The symbiotic relationship of soil to grass and grass to soil has been a successful one. Ten years in, Mercer reports they’ve created six inches of carbon-rich soil on top of the sand.
With healthy soil comes good greens and with good greens comes great golf.
Selecting the right grasses for the course was not only important for irrigation, maintenance and enduring the Florida heat but for ball play as well. Mercer is currently in the process of replacing some of the original 419 Bermudagrass and MiniVerde greens on the Streamsong Red and Streamsong Blue to Mach 1, a new ultradwarf Bermudagrass, which is better for putting and requires less fertilizer.
“Streamsong will be the first golf destination in the world to offer Mach 1 on an 18-hole layout,” says Mercer. “It’s a genetically strong, high-end performing turfgrass that’s more sustainable and better for golf.”
For easier maintenance, growth regulators are used on the greens and the outside scruff is cut back, but remains natural and unmanicured.
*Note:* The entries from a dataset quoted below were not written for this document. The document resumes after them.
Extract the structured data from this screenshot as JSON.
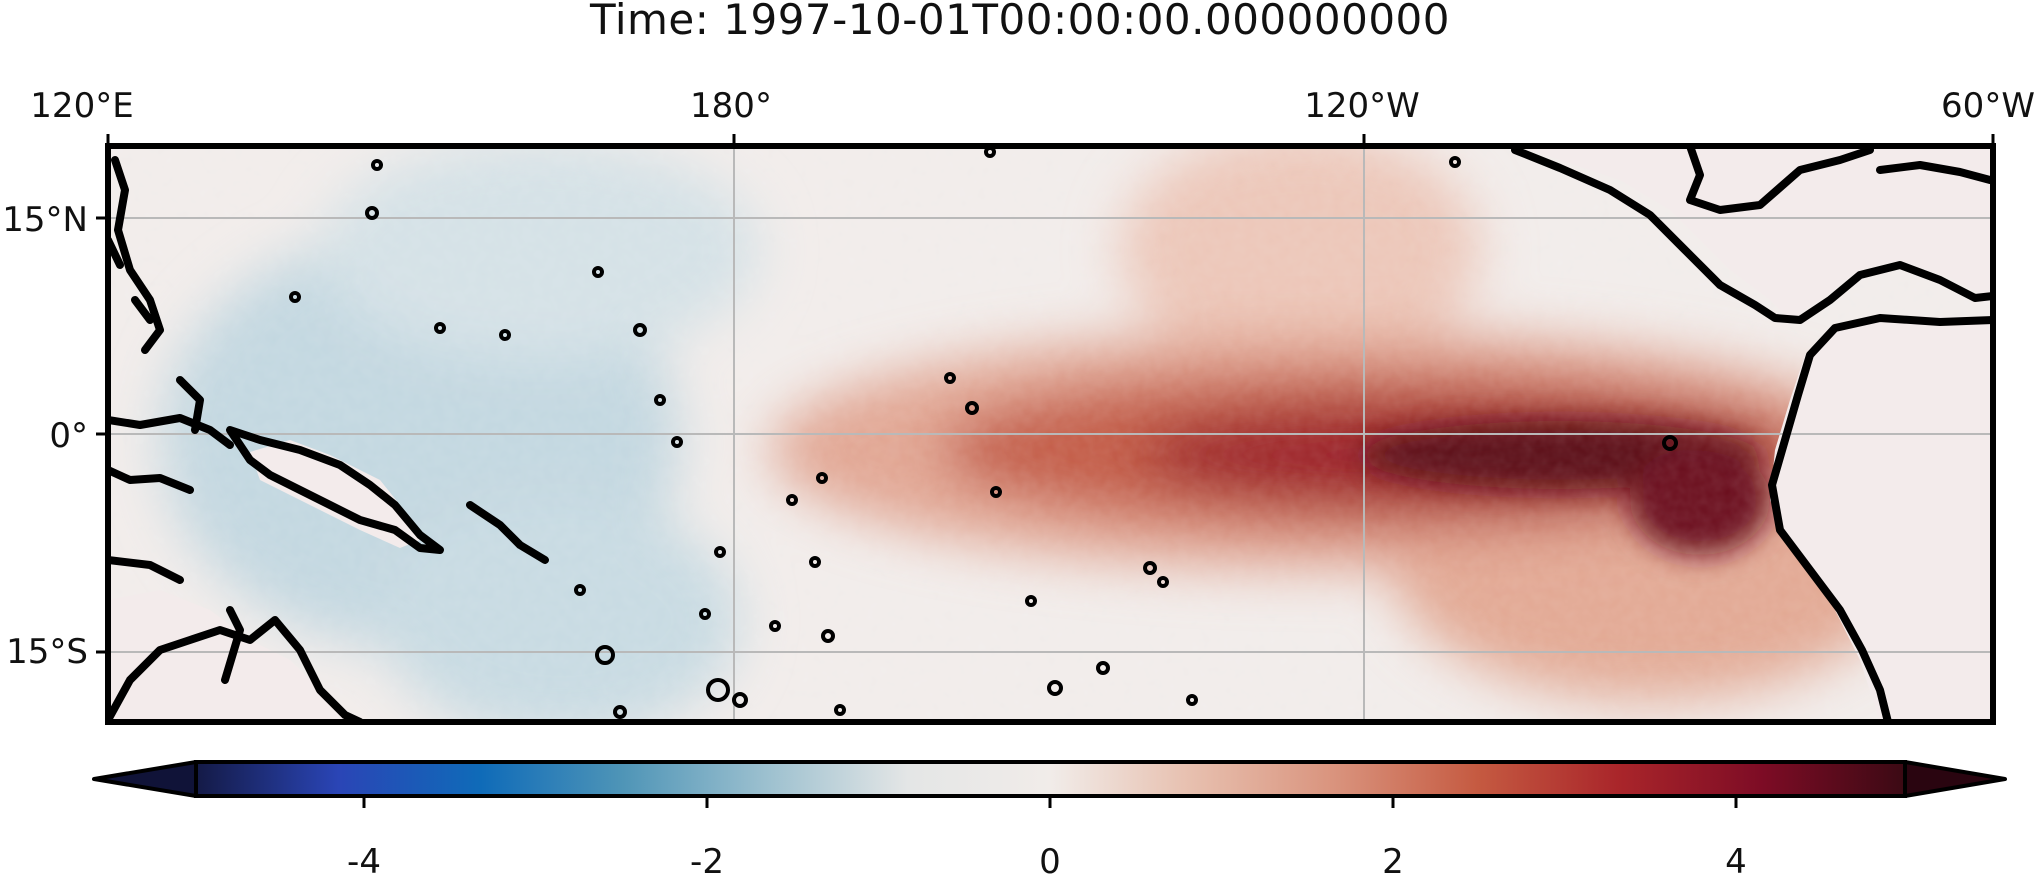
{
  "title": "Time:  1997-10-01T00:00:00.000000000",
  "map": {
    "longitude_labels": [
      "120°E",
      "180°",
      "120°W",
      "60°W"
    ],
    "latitude_labels": [
      "15°N",
      "0°",
      "15°S"
    ],
    "gridlines": true,
    "colors": {
      "land": "#f3ebeb",
      "coastline": "#000000",
      "gridline": "#b9b9b9",
      "neutral": "#f1ecea",
      "cool": "#b6d1dc",
      "warm": "#d98a77",
      "hot": "#4a0a14"
    }
  },
  "colorbar": {
    "ticks": [
      "-4",
      "-2",
      "0",
      "2",
      "4"
    ],
    "extend": "both",
    "colormap": [
      "#141a46",
      "#2a45b6",
      "#0f6bb8",
      "#4f95b7",
      "#9cc0cf",
      "#e4e6e6",
      "#f1ece9",
      "#e7bfae",
      "#d9937d",
      "#c55a41",
      "#a9252a",
      "#7d0c25",
      "#3b0a14"
    ]
  }
}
Native scrubs as well as grasses like Natal and Coton were moved around but were fortunately plentiful, so no new plants had to be purchased and brought in.
“It takes a lot of work in the natural areas so they don’t take over, so we’re constantly cutting back,” Mercer says. “We want a natural look but we don’t want anyone losing golf balls either. The vegetation is always changing and evolving so no two days looks the same.”
The effect is wild and rugged, beckoning the Old World feel of St. Andrews.
“Americans have the tendency of doing things bigger and better, but Streamsong shows them a different way,” says Mercer. “Everything doesn’t have to be perfect. The game was never meant to be played on fields like that.”
Alongside the three golf courses is a clubhouse, 216-room hotel with infinity pool, full-service spa, walking trails and a lake for bass fishing. Streamsong also has several on-site restaurants, including P2O5, the chemical formula for phosphate.